Tuberculosis is an infectious, treatable, and potentially lethal disease caused by the Mycobacterium tuberculosis (M. tuberculosis, M. bovis and M. africanum) complex. It usually affects lungs, but TB bacilli can spread to other sites, leading to extrapulmonary TB, especially in immune deficient persons. Few cases of TB in patients with DS have been reported but all reflected extrapulmonary disease with rare or severe complications [11-14]. The greatest single risk factor for developing active TB in an infected person is concurrent infection with human immune deficiency virus (HIV) [15,16]. Sputum smear microscopy can document Mycobacteria and a positive culture result for M. tuberculosis is the golden diagnostic standard in TB. Isolation of the bacillus makes it possible to perform drug resistance testing.
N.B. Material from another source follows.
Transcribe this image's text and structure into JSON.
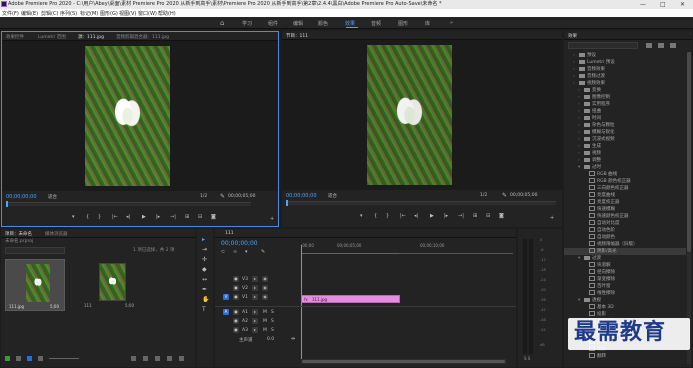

Case Report. A 37-year-old woman with DS was admitted to the Pulmonology Department. Despite antibiotic therapy, she had a subfebrile temperature of 2-month duration, and nodular and patchy shadows over the right pulmonary base (Figure 1). She had a history of recurrent upper and lower respiratory tract infections and no history of TB. She received the BCG (bacille Calmette Guerin) vaccination at birth.
She was without cough, pale, asthenic, of sub-average height, upset, frightened, uncommunicative and with signs of dementia. She had a speech disability and looked like a person with accelerated aging. The erythrocyte sedimentation rate was 80mm/first hour. She was mildly anemic and HIV-seronegative. The lungs were clear to auscultation. Besides nodular and patchy shadows on the right lower pulmonary lobe, the chest X-ray showed calcification in bronchopulmonary lymph nodes bilaterally, especially in the right pulmonary hilar region, and a calcified 7 4 mm density in the right axillary lymph nodes (Figure 1). The latter suggested a previous hematogenous dissemination that occurred most probably during primary TB. The tuberculin skin test (TST) PPD3 was negative.
It was not possible to obtain a sputum sample for bacteriological examination. Apart from the standard bacteriological analysis, an oral brushing sample was taken for acid fast bacilli (the result was negative) and the material was cultured on Lowenstein-Jenssen medium.
Before the culture result confirmed M. tuberculosis, we established a diagnosis of TB on the basis of: 1) the patient’s history, 2) clinical features, 3) radiographic changes suggestive to previous (disseminated) TB, 4) the presence of TB risk factors such as stress and malnutrition, and 5) belonging to a risk group for developing TB from home in an intermediate TB incidence country [17,18]. Treatment was initiated following a standardized anti-tuberculosis drug regimen. She became afebrile very soon and started to gain weight. Positive culture results of oral mucosa brushing for M. tuberculosis confirmed the diagnosis of TB. The bacillus was sensitive to all the first-line anti-tuberculosis drugs tested.